出席者によると各党代表として参加した衆参30人のうち発言したのは3人。今国会で結論を出すという意見はなく、各党内の意見とりまとめ時期も定めなかった。

議論の土台になるのは報告書だ。皇族数の減少への対策にとどまり、安定的な皇位継承策は先送りしている。女性皇族が結婚後も皇室に残る案と旧皇族の男系男子を養子にする案を併記した。

各党はまだ党の方針を定めていないものの、主要政党の出席者の一部は会議終了後、記者団に今後の見通しなどを語った。

自民党の茂木敏充幹事長は「まずは皇位継承の問題と切り離して皇族数の確保を図ることが喫緊の課題だ。この観点から議論を進める必要がある」と話した。

女性・女系天皇に関しては「系統の正統性の問題は担保ができている」と慎重姿勢を示した。
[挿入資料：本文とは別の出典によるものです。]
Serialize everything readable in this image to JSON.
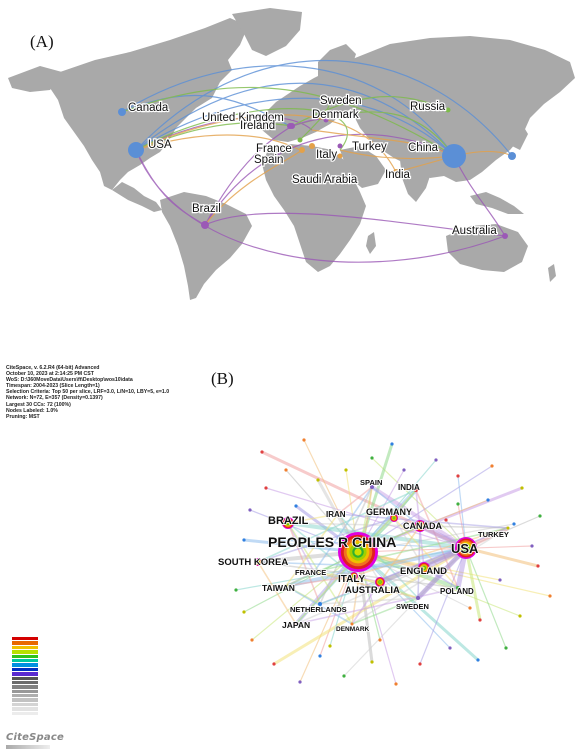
{
  "panel_a_label": "(A)",
  "panel_b_label": "(B)",
  "map": {
    "nodes": [
      {
        "name": "Canada",
        "color": "#5b8fd6",
        "r": 4
      },
      {
        "name": "USA",
        "color": "#5b8fd6",
        "r": 8
      },
      {
        "name": "United Kingdom",
        "color": "#9b59b6",
        "r": 3
      },
      {
        "name": "Ireland",
        "color": "#9b59b6",
        "r": 3
      },
      {
        "name": "Sweden",
        "color": "#7dbb4a",
        "r": 2.5
      },
      {
        "name": "Denmark",
        "color": "#9b59b6",
        "r": 2.5
      },
      {
        "name": "Russia",
        "color": "#7dbb4a",
        "r": 2.5
      },
      {
        "name": "France",
        "color": "#7dbb4a",
        "r": 2.5
      },
      {
        "name": "Spain",
        "color": "#e3a14a",
        "r": 3
      },
      {
        "name": "Italy",
        "color": "#e3a14a",
        "r": 3
      },
      {
        "name": "Turkey",
        "color": "#9b59b6",
        "r": 2.5
      },
      {
        "name": "China",
        "color": "#5b8fd6",
        "r": 12
      },
      {
        "name": "Saudi Arabia",
        "color": "#e3a14a",
        "r": 2.5
      },
      {
        "name": "India",
        "color": "#e3a14a",
        "r": 3
      },
      {
        "name": "Brazil",
        "color": "#9b59b6",
        "r": 4
      },
      {
        "name": "Australia",
        "color": "#9b59b6",
        "r": 3
      },
      {
        "name": "",
        "color": "#5b8fd6",
        "r": 4
      }
    ]
  },
  "citespace_meta": [
    "CiteSpace, v. 6.2.R4 (64-bit) Advanced",
    "October 10, 2023 at 2:14:25 PM CST",
    "WoS: D:\\360MoveData\\Users\\ft\\Desktop\\wos10\\data",
    "Timespan: 2004-2023 (Slice Length=1)",
    "Selection Criteria: Top 50 per slice, LRF=3.0, L/N=10, LBY=5, e=1.0",
    "Network: N=72, E=357 (Density=0.1397)",
    "Largest 30 CCs: 72 (100%)",
    "Nodes Labeled: 1.0%",
    "Pruning: MST"
  ],
  "network": {
    "nodes": [
      {
        "label": "PEOPLES R CHINA",
        "size": "xl"
      },
      {
        "label": "USA",
        "size": "l"
      },
      {
        "label": "BRAZIL",
        "size": "m"
      },
      {
        "label": "GERMANY",
        "size": "s"
      },
      {
        "label": "CANADA",
        "size": "s"
      },
      {
        "label": "SPAIN",
        "size": "xs"
      },
      {
        "label": "INDIA",
        "size": "xs"
      },
      {
        "label": "IRAN",
        "size": "xs"
      },
      {
        "label": "TURKEY",
        "size": "xs"
      },
      {
        "label": "SOUTH KOREA",
        "size": "s"
      },
      {
        "label": "ITALY",
        "size": "s"
      },
      {
        "label": "AUSTRALIA",
        "size": "s"
      },
      {
        "label": "ENGLAND",
        "size": "s"
      },
      {
        "label": "FRANCE",
        "size": "xs"
      },
      {
        "label": "TAIWAN",
        "size": "xs"
      },
      {
        "label": "POLAND",
        "size": "xs"
      },
      {
        "label": "NETHERLANDS",
        "size": "xs"
      },
      {
        "label": "SWEDEN",
        "size": "xs"
      },
      {
        "label": "JAPAN",
        "size": "xs"
      },
      {
        "label": "DENMARK",
        "size": "xxs"
      }
    ]
  },
  "logo": "CiteSpace"
}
同党は近く麻生太郎副総裁を座長とする組織をつくり皇族数の確保策を軸に検討する。

公明党も検討委員会を設ける。党幹部は18日、皇族確保策に力点を置く考えを示した。

野党には皇位継承策の議論を求める声が目立つ。2017年6月に成立した天皇退位に関する特例法の付帯決議は政府が「安定的な皇位継承を確保するための諸課題、女性宮家の創設等」を検討し国会に報告するよう求めたからだ。

立民は野田佳彦元首相をトップとする検討委員会で女性・女系天皇や女性宮家の是非を話す。

衆院が18日に公表した議事録によると、野田氏は報告書に関し「次世代の皇位継承者が皆無になるまでは本格的な検討ができないかのような表現のように受け止める」と発言した。

日本維新の会の馬場伸幸共同代表は18日、女性・女系天皇の是非も協議する考えを示した。「個人的にはいろいろな制度について検討しておくべきだ」と答えた。

国民民主党の玉木雄一郎代表も記者団に「皇位の安定継承をどう図っていくのかという視点も議論していかなければならない」と説いた。「基本は男系男子だ」とも指摘した。

共産党の小池晃書記局長は記者会見で安定的な皇位継承策も今国会で議論すべきだと主張した。女性・女系天皇や女性宮家を認める立場だと説明した。